Dekking sport en spel
Je kent het wel: je bent lekker aan het voetballen, hockeyen of tennissen en dan ineens gaat er iets fout. Een tackle gaat niet goed of de bal vliegt ineens de verkeerde kant op en brengt vervolgens iemand lichamelijke of materiële schade toe. Er is bij sport veel sneller sprake van een ongelukkige samenloop van omstandigheden en precies dát bepaalt of je een schadevergoeding van je verzekering krijgt of niet.
Sport- en spelclausule
Het kan zo zijn dat de speler die iemand anders letsel bezorgd heeft tijdens een sport of spel, een sport- en spelclausule in zijn aansprakelijkheidsverzekering heeft. Deze kan eventueel een schadevergoeding uitkeren, soms gedeeltelijk. Dit kan meestal alleen als de schade niet aangebracht is door het slachtoffer zelf, het slachtoffer geen medespeler is of degene die de schade heeft aangebracht (de sporter dus) zelf niet aansprakelijk is.
Uitzonderingen
Meestal wordt schade tijdens sport- en spelsituaties wel gedekt, maar er zijn uitzonderingen. Bijvoorbeeld als er opzet in het spel is. Als jij expres een hockeystick tegen de benen van een tegenstander slaat, is dit geen onderdeel van het spel. De verzekeringsmaatschappij zal dan ook geen schadevergoeding uitkeren. Hiervoor moet je dan zelf opdraaien.
Opzet
Als je iemand in het dagelijkse leven pijn doet zoals tijdens een voetbalwedstrijd (een schop tegen de schenen bijvoorbeeld), dan kun je hier aansprakelijk voor worden gesteld. Maar het is lastig om te bepalen of er tijdens sport en spel ook sprake is van opzet. Daarom wordt er onderscheid gemaakt met acties die niet bij de sport of het spel horen, tegen de regels in gaan of grof en roekeloos zijn.
Onrechtmatige handeling
Volgens de rechtspraak is er een groot verschil tussen sportsituaties en het dagelijks leven. Bij sport zijn er nu eenmaal meer gevaarlijke situaties te verwachten. Tijdens sportbeoefening kan er daarom minder snel gesproken worden van een ‘onrechtmatige handeling’, oftewel een fout.
Wat is ‘onrechtmatig’?
Wat precies ‘onrechtmatig’ te noemen is, ligt er dus aan of een situatie of handeling bij de ‘normale’ sport of het spel hoort. Als voorbeeld kunnen we het affluitsignaal van de scheidsrechter noemen. Alles dat hierna gedaan wordt, hoort niet bij het spel en kan daarom worden beschouwd als onrechtmatig. Want je kan er van uit gaan dat als de wedstrijd afgelopen is, er geen ballen meer geschoten of gegooid zullen worden.
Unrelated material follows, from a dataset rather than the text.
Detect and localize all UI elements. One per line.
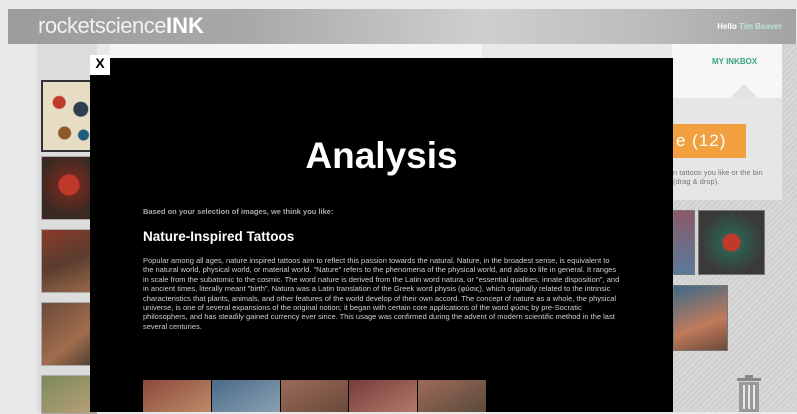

Maar als je na een tackle op de grond ligt en je krijgt nog een trap na van de tegenstander, wordt dit niet als onrechtmatige daad beschouwd, omdat het te verwachten is tijdens het voetballen. Tenzij dit met opzet en veel harder gebeurt dan te verwachten is. De tegenstander kan dan aansprakelijk worden gesteld voor het veroorzaken van sport en spel letselchade. Dit geldt ook bij situaties zoals dat er bij volleybal een bal met de voet getrapt wordt.
Toekijken
Het is overigens ook niet noodzakelijk dat je actief aan het spel meedoet. Als je toeschouwer bent, of toekijkt terwijl je op je beurt wacht, dan is er nog steeds enig risico te verwachten als er gespeeld wordt. Dit is bij iedere sport zo, of het nu om gaat honkbal, voetbal, schaatsen of midgetgolfen. Om welke sport of wel spel het ook gaat. Als de sporter een sport- en spelclausule in zijn aansprakelijkheidsverzekering heeft, kan deze de schade wel (gedeeltelijk) vergoeden.
Bewijs
Mocht je letsel oplopen waarvan je vindt dat een ander verantwoordelijk is, is het heel belangrijk om hiervan bewijs of getuigen te hebben. Dit kan bijvoorbeeld in de vorm van videobeelden. Aan de hand van dit bewijs en/of deze getuigenissen moet dan blijken dat de situatie tegen de regels van het spel in ging en dat het niet ‘bij het spel hoorde’.